Compétition Cinéastes du Présent
Cette section est censée représenter les œuvres les plus « audacieuses » du festival. L’adjectif se laissant appliquer à tout et à rien, du moment que ça sort du lot, nous pûmes y voir le film le plus imbécile qu’on ait vu de mémoire de festivalier. Cela s’appelle Ivul et c’est réalisé par Andrew Kötting, un cinéaste qu’on connaît depuis Gallivant (1997 ; où le réalisateur, sa mère et sa fille atteinte du syndrome de Joubert font le tour de la côte britannique) et This Filthy Earth (2001, une adaptation de La Terre de Zola).
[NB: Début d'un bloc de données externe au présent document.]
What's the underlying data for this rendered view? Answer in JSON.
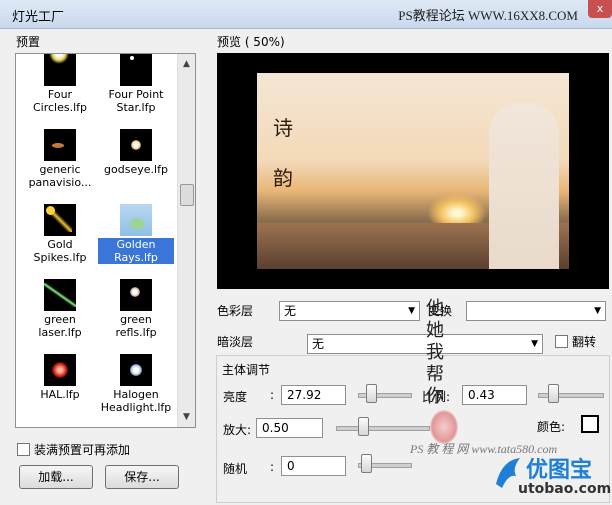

Ce réalisateur comptait parmi les grands espoirs britanniques du cinéma moderne. Las ! Est-ce parce que le film est une production suisse (avec tout ce que cela implique d’artificiel et de fabriqué) et fait appel aux incontournables comme Jean-Luc Bideau (qui incarne un très improbable hobereau russe) et à des acteurs qui ne font pas le poids ou parce que l’histoire de ce jeune garçon qui, faussement accusé d’avoir violé sa sœur, quitte sa famille pour aller vivre au-dessus du sol est en soi d’une niaiserie insupportable, la mayonnaise ne prend jamais et la mélancolie surréaliste essaie en vain de poindre.